Proportionality means that in a parliamentary election the amount of seats a political party wins is proportional to the percent of votes it receives. Such a concept guarantees wider representation, as opposed to Lebanon’s bloc-vote system, where a single vote decides who wins between two candidates with equal popular appeal.

The Aounists, however, never proposed proportionality for the June elections. Had they done so, Aoun would have lost at least two of the five seats that he swept in Kesrouan, for example.

Knowing that proportional elections would break the monopoly he seeks over Christian representation, Aoun restricted his demands to the formation of the cabinet, perhaps a precedent in the history of government politics, especially given that Aoun’s opponents command a majority in parliament and could, in principle, form a cabinet without him.

Even more entertaining are the continuous demands from Aoun and his allies that Prime Minister-designate Saad Hariri forget the results of the June elections, in which March 14 defeated Aoun and the March 8 coalition.

But if Aoun was so keen to forget the results of the June elections, how come he complained that his parliamentary bloc had expanded from 22 to 27, which he said mandates that his ministerial bloc be accordingly increased from five to six ministers?

In parliamentary elections and cabinet formations, it seems, numbers and proportionality only count when they give Aoun more, and to that end the Aounists are ready to obstruct cabinet formation and sabotage – with their allies in Hezbollah – the whole country.

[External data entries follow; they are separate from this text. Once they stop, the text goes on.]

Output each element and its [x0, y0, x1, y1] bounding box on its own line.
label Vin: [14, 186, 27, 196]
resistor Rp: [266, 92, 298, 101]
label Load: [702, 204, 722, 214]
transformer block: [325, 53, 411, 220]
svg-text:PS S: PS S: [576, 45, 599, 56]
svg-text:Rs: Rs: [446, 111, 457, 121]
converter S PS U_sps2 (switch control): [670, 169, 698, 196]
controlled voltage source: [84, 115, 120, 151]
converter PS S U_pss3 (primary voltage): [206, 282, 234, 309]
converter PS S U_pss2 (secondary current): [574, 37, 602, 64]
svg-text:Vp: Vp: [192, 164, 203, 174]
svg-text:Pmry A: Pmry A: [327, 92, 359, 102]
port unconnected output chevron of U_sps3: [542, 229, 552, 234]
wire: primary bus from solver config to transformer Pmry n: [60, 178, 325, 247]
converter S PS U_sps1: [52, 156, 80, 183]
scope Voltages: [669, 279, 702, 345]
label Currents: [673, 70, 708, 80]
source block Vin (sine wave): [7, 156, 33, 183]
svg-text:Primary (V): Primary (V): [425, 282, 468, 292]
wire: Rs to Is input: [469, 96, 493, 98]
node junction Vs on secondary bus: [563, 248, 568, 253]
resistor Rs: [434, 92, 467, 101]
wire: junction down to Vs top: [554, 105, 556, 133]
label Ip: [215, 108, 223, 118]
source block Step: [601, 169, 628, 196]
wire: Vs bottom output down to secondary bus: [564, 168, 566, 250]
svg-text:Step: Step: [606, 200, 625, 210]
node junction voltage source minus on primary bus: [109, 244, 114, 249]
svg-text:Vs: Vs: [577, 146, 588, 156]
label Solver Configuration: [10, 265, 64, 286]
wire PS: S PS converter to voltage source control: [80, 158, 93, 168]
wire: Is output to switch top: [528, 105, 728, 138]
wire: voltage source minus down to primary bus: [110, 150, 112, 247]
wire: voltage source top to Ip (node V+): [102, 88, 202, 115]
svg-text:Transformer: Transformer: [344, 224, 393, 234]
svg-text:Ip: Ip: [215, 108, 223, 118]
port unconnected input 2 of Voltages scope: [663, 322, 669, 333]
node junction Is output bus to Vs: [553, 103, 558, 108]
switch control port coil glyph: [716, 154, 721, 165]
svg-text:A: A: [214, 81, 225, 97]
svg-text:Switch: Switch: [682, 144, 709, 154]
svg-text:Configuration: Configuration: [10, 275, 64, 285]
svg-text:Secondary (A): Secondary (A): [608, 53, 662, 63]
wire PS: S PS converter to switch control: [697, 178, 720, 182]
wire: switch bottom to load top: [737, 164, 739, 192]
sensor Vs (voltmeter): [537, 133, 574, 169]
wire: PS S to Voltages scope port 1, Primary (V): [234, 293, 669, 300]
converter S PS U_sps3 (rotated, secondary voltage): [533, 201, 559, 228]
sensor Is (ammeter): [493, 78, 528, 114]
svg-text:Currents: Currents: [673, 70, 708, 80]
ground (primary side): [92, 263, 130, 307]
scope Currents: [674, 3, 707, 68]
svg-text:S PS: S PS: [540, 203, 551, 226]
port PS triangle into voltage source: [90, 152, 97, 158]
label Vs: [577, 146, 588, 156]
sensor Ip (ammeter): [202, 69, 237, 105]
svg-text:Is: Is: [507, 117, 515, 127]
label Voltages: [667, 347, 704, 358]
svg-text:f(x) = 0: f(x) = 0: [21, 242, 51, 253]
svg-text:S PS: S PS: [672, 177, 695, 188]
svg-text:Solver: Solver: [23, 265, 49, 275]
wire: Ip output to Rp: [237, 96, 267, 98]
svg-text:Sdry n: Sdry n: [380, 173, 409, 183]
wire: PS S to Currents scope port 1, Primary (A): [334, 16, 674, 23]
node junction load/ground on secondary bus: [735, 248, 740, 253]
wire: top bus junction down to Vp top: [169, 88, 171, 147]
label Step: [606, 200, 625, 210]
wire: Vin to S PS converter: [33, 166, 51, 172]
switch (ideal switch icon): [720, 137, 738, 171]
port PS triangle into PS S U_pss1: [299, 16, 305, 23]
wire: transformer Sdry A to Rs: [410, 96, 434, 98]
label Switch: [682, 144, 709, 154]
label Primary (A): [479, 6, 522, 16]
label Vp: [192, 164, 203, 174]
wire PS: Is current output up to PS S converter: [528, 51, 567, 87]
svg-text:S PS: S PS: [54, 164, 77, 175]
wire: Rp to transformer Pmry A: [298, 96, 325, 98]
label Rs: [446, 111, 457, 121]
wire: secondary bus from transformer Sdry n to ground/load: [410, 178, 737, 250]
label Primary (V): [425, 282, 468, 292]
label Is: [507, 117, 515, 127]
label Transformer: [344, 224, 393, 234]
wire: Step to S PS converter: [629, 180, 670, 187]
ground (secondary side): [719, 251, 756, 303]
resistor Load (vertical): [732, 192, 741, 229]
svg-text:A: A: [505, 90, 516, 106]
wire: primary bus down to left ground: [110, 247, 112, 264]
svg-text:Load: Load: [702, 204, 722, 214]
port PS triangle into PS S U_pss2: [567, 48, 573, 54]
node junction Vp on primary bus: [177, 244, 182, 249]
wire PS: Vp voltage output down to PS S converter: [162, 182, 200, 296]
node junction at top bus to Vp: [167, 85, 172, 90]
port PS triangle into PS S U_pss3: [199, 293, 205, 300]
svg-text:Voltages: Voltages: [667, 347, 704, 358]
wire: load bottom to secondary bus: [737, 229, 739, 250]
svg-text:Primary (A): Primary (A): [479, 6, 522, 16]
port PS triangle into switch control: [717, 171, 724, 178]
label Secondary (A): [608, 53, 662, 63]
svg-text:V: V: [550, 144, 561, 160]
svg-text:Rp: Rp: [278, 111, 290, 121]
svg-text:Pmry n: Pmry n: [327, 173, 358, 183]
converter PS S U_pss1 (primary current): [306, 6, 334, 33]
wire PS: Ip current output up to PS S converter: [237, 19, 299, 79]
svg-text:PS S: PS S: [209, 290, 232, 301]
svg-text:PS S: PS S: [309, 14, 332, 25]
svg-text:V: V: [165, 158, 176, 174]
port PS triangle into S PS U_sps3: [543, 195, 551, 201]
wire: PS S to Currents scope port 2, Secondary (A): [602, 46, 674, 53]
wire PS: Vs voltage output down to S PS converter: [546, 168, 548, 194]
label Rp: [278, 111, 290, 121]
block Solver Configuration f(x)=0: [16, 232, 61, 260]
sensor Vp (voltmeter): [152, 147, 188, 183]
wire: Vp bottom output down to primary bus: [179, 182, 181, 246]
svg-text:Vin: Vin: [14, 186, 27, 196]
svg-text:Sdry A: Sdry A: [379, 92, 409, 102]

And if Aoun’s dance around proportionality was not enough, the Kesrouan MP has repeatedly lectured the Lebanese about the constitution, which, in his mind, is being breached by the successive Sunni prime ministers. These men, according to Aoun, have undermined the Lebanese state by controlling the Finance Ministry for the better part of a decade and a half.

To destroy a country, as Aoun and his supporters argue, one needs to dominate its economic direction. Having a militia with tens of thousands of rockets and a couple of thousand of fighters, who would not hesitate to kill their political opponents, is a force of regional justice, per Aoun.

What is missing from Aoun’s dishonest rhetoric, however, can be always found in that of his allies. Hezbollah, for instance, slanders anyone who dares talk to an American ambassador or delegate. But when Washington’s delegates find their way to Damascus or hold talks with their Iranian counterparts, one cannot but detect a sly smile on the face of news anchors on Al Manar.

Hezbollah, the champion of consensus in cabinet, has never shared what it deems to be Shia issues. Speaker Nabih Berri was re-elected in June, whether the March 14 majority liked it or not. Similarly, the “arms of resistance” are staying, regardless of what non-Hezbollah supporters think. This, to Hezbollah, is consensus.

Likewise, talking to Israel – even through the UN to win back the Shebaa Farms – is an act of espionage, unless Hezbollah does it to free Samir Kuntar.

With Aoun and Hezbollah hypocrisy runs high. No wonder Hariri has, since June 27, been unable to form a cabinet. The state will remain on hold, until Aoun and his allies decide otherwise. This, they call partnership, again giving the word a new meaning.

With Aoun and Hezbollah, political concepts are redefined and everything else takes a whole new meaning. This is Lebanon’s “unique experience,” which others simply call the absurd.